So one of the features of Meteor is the ease in which you can run code on both the client and server side.
However, you can still put logic in the server directory if you don’t want it exposed to the client.
I would like to hear experiences from a security point of view about what logic you keep solely on the server side?
The reason I ask is I’m trying to decide whether my access rules to be server only. So I have a file called “AccessRules.js” and it just contains a host of functions such as “CanEditDocument(docId)” which will contain the business rules about when a user can edit a particular document.

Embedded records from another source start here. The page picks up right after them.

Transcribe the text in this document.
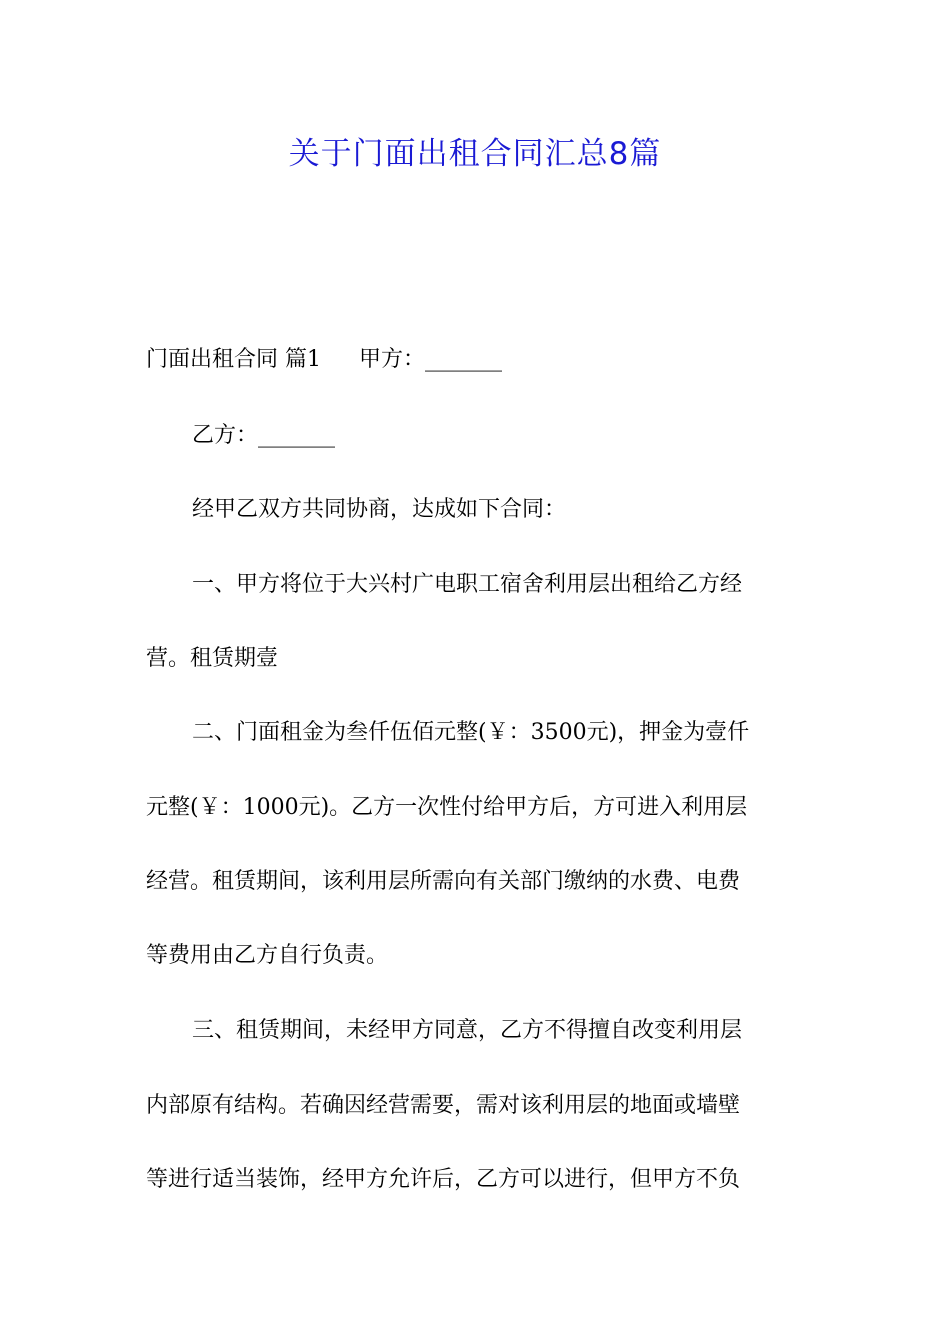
关于门面出租合同汇总8篇
门面出租合同 篇1 甲方：_______
乙方：_______
经甲乙双方共同协商，达成如下合同：
一、甲方将位于大兴村广电职工宿舍利用层出租给乙方经
营。租赁期壹
二、门面租金为叁仟伍佰元整(￥：3500元)，押金为壹仟
元整(￥：1000元)。乙方一次性付给甲方后，方可进入利用层
经营。租赁期间，该利用层所需向有关部门缴纳的水费、电费
等费用由乙方自行负责。
三、租赁期间，未经甲方同意，乙方不得擅自改变利用层
内部原有结构。若确因经营需要，需对该利用层的地面或墙壁
等进行适当装饰，经甲方允许后，乙方可以进行，但甲方不负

Right now, this file sits on the server folder and I use meteor methods to access this file from the client. So I might have to go Meteor.call(‘CheckCanEditDocument’, docId) from the client side to see whether I can edit the document.
But Meteor methods work asynchronously. This is a problem when I’m trying to use this logic in handlebar helpers. So say, I have a button that I only want to display if I can edit the document.
{{#if canEditDocument }}
<button>Edit</button>
{{/if}}
My helper function below is not going to work because the Meteor call doesn’t return the result, the callback does.
canEditDocument: function(){
return Meteor.call("CheckCanEditDocument", docId);
}
So this means that whenever I load up a template I have to do all the Meteor.call access rule checks, and save them in session variables and then my canEditDocument helper reads from the Session variables. That just sounds really convoluted to me.
So I am questioning, are access rules safe on the client side? Is it dangerous if the user knows the conditions for which a document can be editted or any of these other business rules?
What have you guys generally put in the server only code? And do you put it in there because of security concerns or its code that only works on the server side.